Is the fix for this to keep vilifying Lawrence Summers for his inane comment on women and their natural abilities, as Dr. Dossey does in his article?  No.  That’s another dead horse that needs to go away.  The fix is to get people in science out of their labs to help children and adults of all shapes and sizes interested in science.  The fix is to get better working conditions (work-life balance, pay, choice of career tracks, opportunities for advancement) in science.  And the main fix is to get back for science the respect it deserves from the general public.


*Dr. Dossey is listed as Former Chief of Staff of Medical City Dallas Hospital and author of a book called “The Power of Premonitions.” Interesting resume, if I do say so myself.

# Anyone who regularly wears a lab coat in an actual science lab is either a great big giant dork or an MD trying to show off.  The three times it is acceptable to wear a lab coat are: 1. you are cold and your lab sweater is at home in the wash (fairly common, Universities love to keep their buildings at sub-zero temperatures year round and that sweater has to go home sometime) 2. you are working with icky chemicals and/or wearing nice clothes and don’t want to get anything on yourself (rare, given that scientists are a jeans and sneakers crowd)  3. you are naked because you ignored situation #2 and got something icky on yourself (also rare, but it does happen).

**Sarcasm – its another one of our services.

  1. Excellent post and awesome blog. Keep fighting the good fight!

  2. @astrowright – I thought you had another comment on this post, but it disappeared. If I did something to make this happen, I apologize. It was an accident, nothing personal.

  3. Excellent post! You are definitely not the only one, it’s just that most science “teachers” are not scientists and don’t get it. I rant at my poor high school students every year about how they have been taught a bunch of baloney. It’s the textbooks and publishers faults really, misleading the children the way they do.

    I am going to add a link to your post on my rant post.

    • Thank you Mrs. McCarron! I agree with you that many science teachers haven’t done scientific research and are therefore not well-prepared to talk about the scientific method beyond what’s in the textbook. I wanted to include some stats on how many science teachers actually have experience as science researchers, but couldn’t find anything coherent from the 21st century.

      Your rant is spot on about the message many science teachers and textbooks send to students about science learning and I added it as a link in the original article.

      Love your blogs! Keep up the fight for quality science education.

  4. Tavi Greiner permalink

    I am a homeschooling mother of three children; ages 7, 12, and 17; and I can tell you, without any hesitation, that the “scientific approach” is the most natural way for children to learn. Fascinatingly, with some basic introductory facts, this is even true of non-science curricula, such as reading and writing (as opposed to the traditional rote and phonics methods.)

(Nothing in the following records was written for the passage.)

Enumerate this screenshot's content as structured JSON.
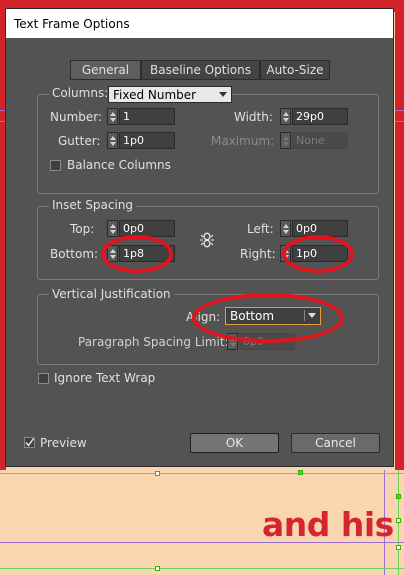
{
  "dialog": {
    "title": "Text Frame Options",
    "tabs": [
      {
        "label": "General",
        "active": true
      },
      {
        "label": "Baseline Options",
        "active": false
      },
      {
        "label": "Auto-Size",
        "active": false
      }
    ],
    "columns": {
      "legend": "Columns:",
      "type_value": "Fixed Number",
      "number_label": "Number:",
      "number_value": "1",
      "width_label": "Width:",
      "width_value": "29p0",
      "gutter_label": "Gutter:",
      "gutter_value": "1p0",
      "maximum_label": "Maximum:",
      "maximum_value": "None",
      "balance_label": "Balance Columns",
      "balance_checked": false
    },
    "inset": {
      "legend": "Inset Spacing",
      "top_label": "Top:",
      "top_value": "0p0",
      "bottom_label": "Bottom:",
      "bottom_value": "1p8",
      "left_label": "Left:",
      "left_value": "0p0",
      "right_label": "Right:",
      "right_value": "1p0",
      "link_icon": "chain-link-icon"
    },
    "vertical": {
      "legend": "Vertical Justification",
      "align_label": "Align:",
      "align_value": "Bottom",
      "para_spacing_label": "Paragraph Spacing Limit:",
      "para_spacing_value": "0p0"
    },
    "ignore_wrap_label": "Ignore Text Wrap",
    "ignore_wrap_checked": false,
    "preview_label": "Preview",
    "preview_checked": true,
    "ok_label": "OK",
    "cancel_label": "Cancel"
  },
  "document_text": "and his",
  "colors": {
    "dialog_bg": "#535353",
    "annotation_red": "#e3121c",
    "document_bg": "#f9d6b0",
    "document_text": "#d5262e",
    "focus_orange": "#e09f3a"
  }
}
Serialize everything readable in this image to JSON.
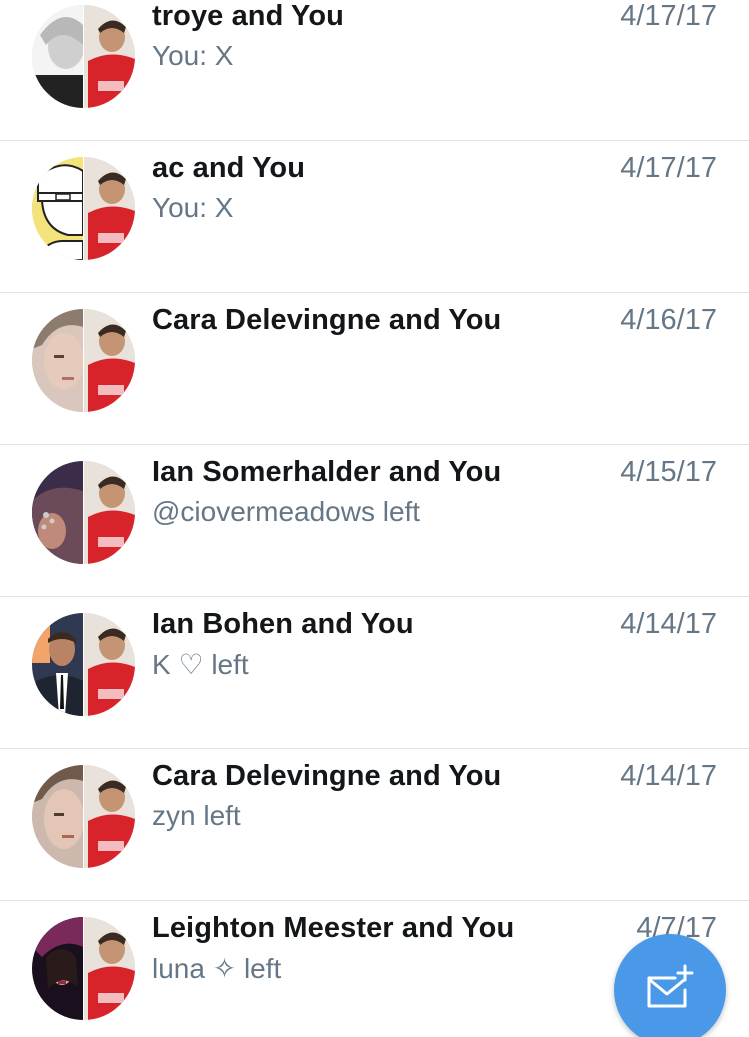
{
  "conversations": [
    {
      "title": "troye and You",
      "preview": "You: X",
      "date": "4/17/17"
    },
    {
      "title": "ac and You",
      "preview": "You: X",
      "date": "4/17/17"
    },
    {
      "title": "Cara Delevingne and You",
      "preview": "",
      "date": "4/16/17"
    },
    {
      "title": "Ian Somerhalder and You",
      "preview": "@ciovermeadows left",
      "date": "4/15/17"
    },
    {
      "title": "Ian Bohen and You",
      "preview": "K ♡ left",
      "date": "4/14/17"
    },
    {
      "title": "Cara Delevingne and You",
      "preview": "zyn left",
      "date": "4/14/17"
    },
    {
      "title": "Leighton Meester and You",
      "preview": "luna ✧ left",
      "date": "4/7/17"
    }
  ],
  "compose": {
    "icon": "new-message-icon"
  },
  "colors": {
    "accent": "#4a99e9",
    "title": "#14171a",
    "secondary": "#657786",
    "divider": "#dfe3e7"
  }
}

    I am continuously amazed at what my children have learned, through their own guided exploration, compared to what traditionally-schooled children have spent countless hours being “told.”

    • I agree Tavi, guided exploration is a great way to learn any subject. By letting them hold on to and satisfy their natural curiosity, I think you are giving your children the most valuable lesson of all: the importance of thinking critically and for themselves.

      There are so many teachers out there who wish they had the freedom you have to let their students explore rather than follow district-set curricula and take standardized tests.

      I wish you and your family all the best!